Old Ground Section

There were people living, and moving through Gisborne from mid-1830’s. These were tough, hard times. Travel by horseback and bullock dray. People died from accident and illness. Where were they buried? This is The Old Ground, the original burial area of the Cemetery, long before records began and many are not documented at all.

There are a total of sixty four entries from June 1856 to October 1860 when official numbering starts. Of that sixty four, six identify a location of “in the trees” and the other fifty eight provide no location.

Numbering of graves started on 15th October 1860, however this was still not accurate, with the first entry, being of an unknown man, about 33 to 40 years old who drowned. That’s his story. No name, no grave, no location, He’s here within the Old Ground, but where?

In fact of the first 500 listed, 385 don’t give a location. There are listings of “buried free”, “buried Strangers Section”, “buried in Common Ground”. There are nearly 700 names with no location listed, with at least half being children and infants.

There is another mystery lost over time. Legend and folklore suggests there is a specified place within the cemetery where only babies and infants were buried. No-one knows where it is, or if it really does exist. It is possible, and in years to come, further excavations may find it. Until then the mystery continues. Some names we know of, or believe are buried in the OLD GROUND:

Henry Webb was murdered in The Black Forest. Gisborne Police attended the incident, it’s reasonable that he’s buried here.

Alex Miller. In 1847 at Macedon House -it was a public house, A Pub and the bar was full. Alex and his mate Bill Kelly had a long drinking session. Eventually Bill Kelly was refused service, so he picked up a dog chain and swung it at the barman. Unfortunately as he swung it back it hit his mate Alex Miller on the temple, killing him instantly. We know he’s here, but where?


Macedon House. Image supplied by the Gisborne & Mount Macedon Districts Historical Society. 

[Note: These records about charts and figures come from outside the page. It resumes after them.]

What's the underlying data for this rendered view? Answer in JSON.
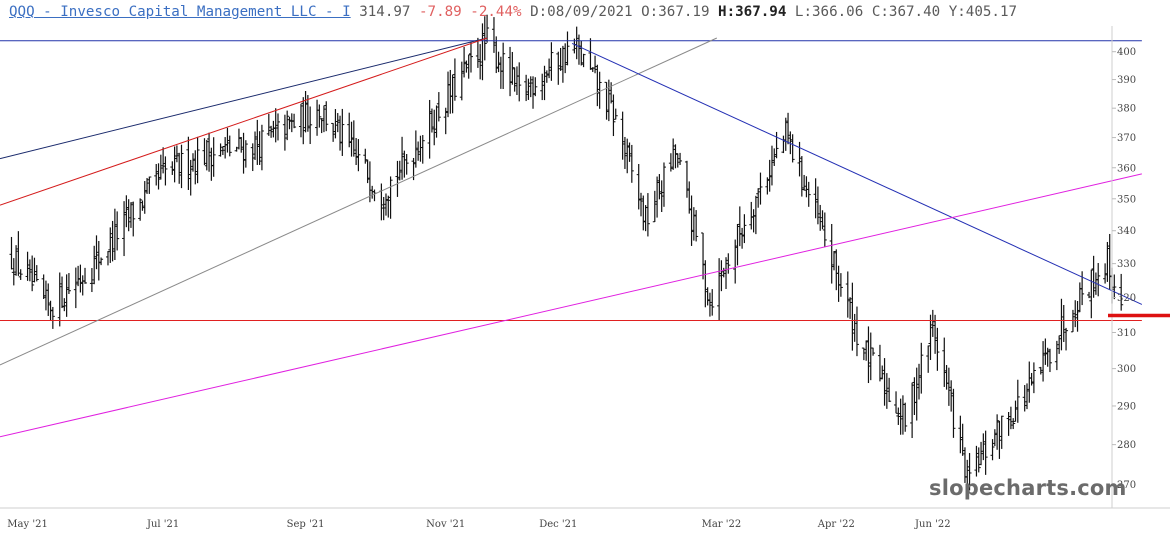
{
  "header": {
    "symbol_title": "QQQ - Invesco Capital Management LLC - I",
    "last": "314.97",
    "change": "-7.89",
    "change_pct": "-2.44%",
    "date_label": "D:",
    "date": "08/09/2021",
    "open_label": "O:",
    "open": "367.19",
    "high_label": "H:",
    "high": "367.94",
    "low_label": "L:",
    "low": "366.06",
    "close_label": "C:",
    "close": "367.40",
    "y_label": "Y:",
    "y": "405.17"
  },
  "watermark": "slopecharts.com",
  "chart_data": {
    "type": "ohlc",
    "symbol": "QQQ",
    "ylim": [
      267,
      405
    ],
    "y_scale": "log",
    "y_ticks": [
      270,
      280,
      290,
      300,
      310,
      320,
      330,
      340,
      350,
      360,
      370,
      380,
      390,
      400
    ],
    "x_range": [
      "2021-04-21",
      "2022-08-18"
    ],
    "x_ticks": [
      {
        "date": "2021-05-03",
        "label": "May '21"
      },
      {
        "date": "2021-07-01",
        "label": "Jul '21"
      },
      {
        "date": "2021-09-01",
        "label": "Sep '21"
      },
      {
        "date": "2021-11-01",
        "label": "Nov '21"
      },
      {
        "date": "2021-12-20",
        "label": "Dec '21"
      },
      {
        "date": "2022-03-01",
        "label": "Mar '22"
      },
      {
        "date": "2022-04-20",
        "label": "Apr '22"
      },
      {
        "date": "2022-06-01",
        "label": "Jun '22"
      }
    ],
    "bars_summary": [
      {
        "date": "2021-04-26",
        "close": 332
      },
      {
        "date": "2021-05-12",
        "close": 317
      },
      {
        "date": "2021-06-01",
        "close": 330
      },
      {
        "date": "2021-07-01",
        "close": 358
      },
      {
        "date": "2021-07-20",
        "close": 365
      },
      {
        "date": "2021-08-10",
        "close": 367
      },
      {
        "date": "2021-09-07",
        "close": 380
      },
      {
        "date": "2021-10-04",
        "close": 352
      },
      {
        "date": "2021-10-13",
        "close": 360
      },
      {
        "date": "2021-11-19",
        "close": 404
      },
      {
        "date": "2021-12-03",
        "close": 385
      },
      {
        "date": "2021-12-27",
        "close": 402
      },
      {
        "date": "2022-01-13",
        "close": 378
      },
      {
        "date": "2022-01-27",
        "close": 343
      },
      {
        "date": "2022-02-09",
        "close": 365
      },
      {
        "date": "2022-02-24",
        "close": 319
      },
      {
        "date": "2022-03-29",
        "close": 371
      },
      {
        "date": "2022-04-11",
        "close": 345
      },
      {
        "date": "2022-05-01",
        "close": 306
      },
      {
        "date": "2022-05-20",
        "close": 286
      },
      {
        "date": "2022-06-01",
        "close": 312
      },
      {
        "date": "2022-06-16",
        "close": 271
      },
      {
        "date": "2022-06-30",
        "close": 284
      },
      {
        "date": "2022-07-15",
        "close": 296
      },
      {
        "date": "2022-08-01",
        "close": 318
      },
      {
        "date": "2022-08-16",
        "close": 331
      },
      {
        "date": "2022-08-22",
        "close": 315
      }
    ],
    "lines": [
      {
        "name": "top-horizontal",
        "color": "#2233aa",
        "p1": {
          "date": "2021-04-21",
          "value": 404
        },
        "p2": {
          "date": "2022-08-31",
          "value": 404
        }
      },
      {
        "name": "support-horizontal",
        "color": "#e02020",
        "p1": {
          "date": "2021-04-21",
          "value": 313.4
        },
        "p2": {
          "date": "2022-08-31",
          "value": 313.4
        }
      },
      {
        "name": "navy-trendline",
        "color": "#1a2a6c",
        "p1": {
          "date": "2021-04-21",
          "value": 363
        },
        "p2": {
          "date": "2021-11-19",
          "value": 405
        }
      },
      {
        "name": "red-trendline",
        "color": "#d41c1c",
        "p1": {
          "date": "2021-04-21",
          "value": 348
        },
        "p2": {
          "date": "2021-11-19",
          "value": 405
        }
      },
      {
        "name": "gray-channel",
        "color": "#8a8a8a",
        "p1": {
          "date": "2021-04-21",
          "value": 301
        },
        "p2": {
          "date": "2022-02-27",
          "value": 405
        }
      },
      {
        "name": "blue-down-trendline",
        "color": "#2430b4",
        "p1": {
          "date": "2021-12-26",
          "value": 403
        },
        "p2": {
          "date": "2022-08-31",
          "value": 318
        }
      },
      {
        "name": "magenta-trendline",
        "color": "#e020e0",
        "p1": {
          "date": "2021-04-21",
          "value": 282
        },
        "p2": {
          "date": "2022-08-31",
          "value": 358
        }
      }
    ],
    "grid": false,
    "colors": {
      "bars": "#111111",
      "axis": "#cccccc"
    }
  }
}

Joseph Douglas – or old Joe the butcher as the town knew him. In1861, old Joe, 51years of age suffered a heart attack and couldn’t be revived. A week later in the local paper it was suggested that Joe’s body in his coffin lay on the ground outside the Cemetery fence overnight. Not so, said Mr Warren the Sexton. He said after the autopsy, the coffin did not arrive until after 9pm. He didn’t think it was coming and hadn’t finished the grave, so the coffin lay alongside the grave, not outside the fence. Joe was duly buried at 8.30am next day and Mr Warren said the appropriate prayers. The paper apologized, but advised, in the language of the day that the Cemetery should have a “dead house”, so 160yrs ago a shed was erected for use as a mortuary until an actual mortuary was constructed in Brantome Street roughly behind St Brigid’s School. It was later moved, and until recently was a flat just inside the gates of the Vicarage.

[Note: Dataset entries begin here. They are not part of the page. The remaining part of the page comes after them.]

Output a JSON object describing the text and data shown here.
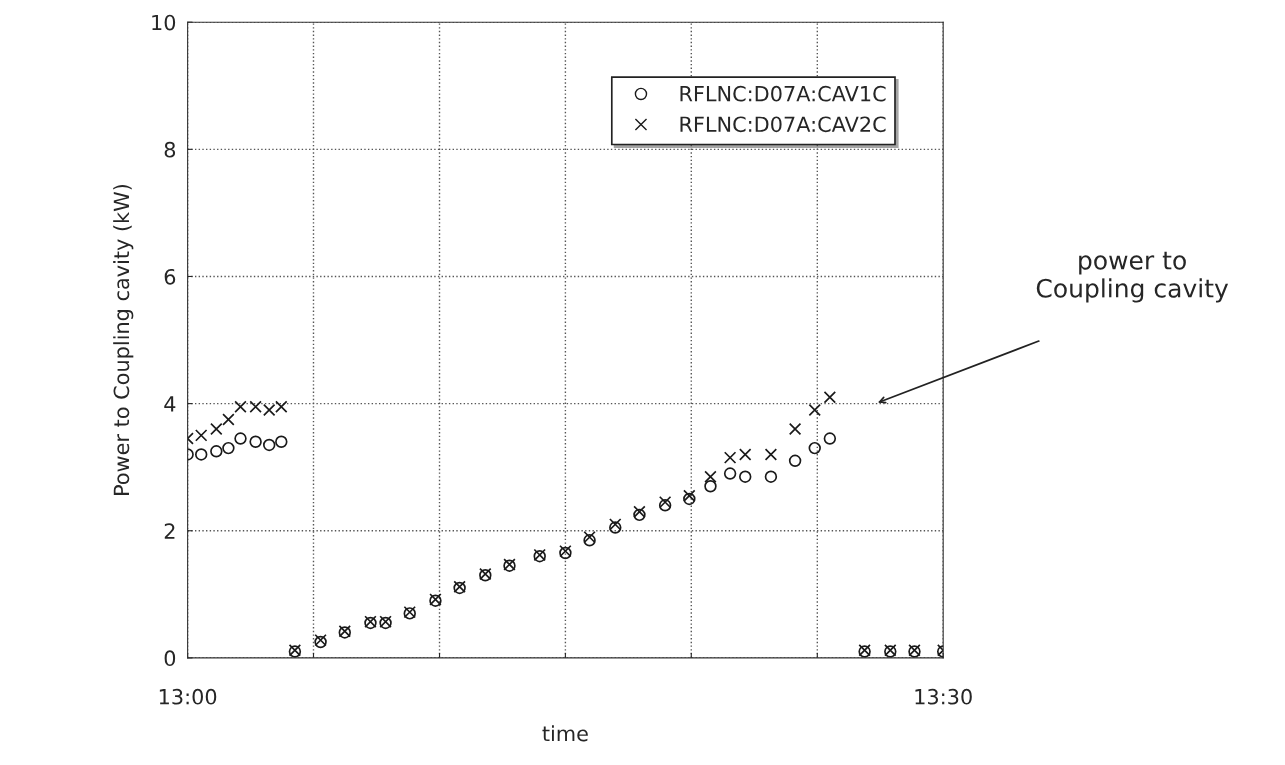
{
  "chart_data": {
    "type": "scatter",
    "xlabel": "time",
    "ylabel": "Power to Coupling cavity (kW)",
    "x": [
      13.0,
      13.009,
      13.019,
      13.027,
      13.035,
      13.045,
      13.054,
      13.062,
      13.071,
      13.088,
      13.104,
      13.121,
      13.131,
      13.147,
      13.164,
      13.18,
      13.197,
      13.213,
      13.233,
      13.25,
      13.266,
      13.283,
      13.299,
      13.316,
      13.332,
      13.346,
      13.359,
      13.369,
      13.386,
      13.402,
      13.415,
      13.425,
      13.448,
      13.465,
      13.481,
      13.5
    ],
    "series": [
      {
        "name": "RFLNC:D07A:CAV1C",
        "color": "#1a1a1a",
        "marker": "circle",
        "values": [
          3.2,
          3.2,
          3.25,
          3.3,
          3.45,
          3.4,
          3.35,
          3.4,
          0.1,
          0.25,
          0.4,
          0.55,
          0.55,
          0.7,
          0.9,
          1.1,
          1.3,
          1.45,
          1.6,
          1.65,
          1.85,
          2.05,
          2.25,
          2.4,
          2.5,
          2.7,
          2.9,
          2.85,
          2.85,
          3.1,
          3.3,
          3.45,
          0.1,
          0.1,
          0.1,
          0.1
        ]
      },
      {
        "name": "RFLNC:D07A:CAV2C",
        "color": "#1a1a1a",
        "marker": "cross",
        "values": [
          3.45,
          3.5,
          3.6,
          3.75,
          3.95,
          3.95,
          3.9,
          3.95,
          0.12,
          0.28,
          0.42,
          0.57,
          0.57,
          0.72,
          0.92,
          1.12,
          1.32,
          1.47,
          1.62,
          1.68,
          1.9,
          2.1,
          2.3,
          2.45,
          2.55,
          2.85,
          3.15,
          3.2,
          3.2,
          3.6,
          3.9,
          4.1,
          0.12,
          0.12,
          0.12,
          0.12
        ]
      }
    ],
    "xlim": [
      13.0,
      13.5
    ],
    "xticks": [
      {
        "value": 13.0,
        "label": "13:00"
      },
      {
        "value": 13.0833,
        "label": null
      },
      {
        "value": 13.1667,
        "label": null
      },
      {
        "value": 13.25,
        "label": null
      },
      {
        "value": 13.3333,
        "label": null
      },
      {
        "value": 13.4167,
        "label": null
      },
      {
        "value": 13.5,
        "label": "13:30"
      }
    ],
    "ylim": [
      0,
      10
    ],
    "yticks": [
      0,
      2,
      4,
      6,
      8,
      10
    ],
    "grid": true,
    "legend": "top right",
    "annotations": [
      "power to\nCoupling cavity"
    ]
  }
}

Tom Barr drowned in the great flood of 31st January 1860, when much of the town as under water. Tom had gone to check his horses, he and George Watts were swept away, their bodies missing for weeks. Tom Barr was not buried until 5 weeks after the flood.

What happened to Julia Mahoney, when she died on the floor of the Telegraph Hotel? Her husband was arrested “on suspicion”, but later was released after the autopsy showed “a previous beating he had given her was not the cause of her death”. The Verdict was “SUNSTROKE” in Gisborne, on a day in September.

Thomas and Elizabeth Gordon were well known. They built Macedon House and were involved in many Gisborne business ventures. When Thomas died, Gisborne did not have a properly constituted Cemetery. He was buried in the grounds of Macedon House. Twelve years later his remains were exhumed and reburied in the Gisborne Cemetery. Poor Tom after all that work, no-one recorded the location of his grave. He’s here, somewhere.


Macedon House. Image supplied by the Gisborne & Mount Macedon Districts Historical Society. 

These named and hundreds of others including the Leedon brothers whose burials prompted Rev. Cummins letter. They are all here, but where?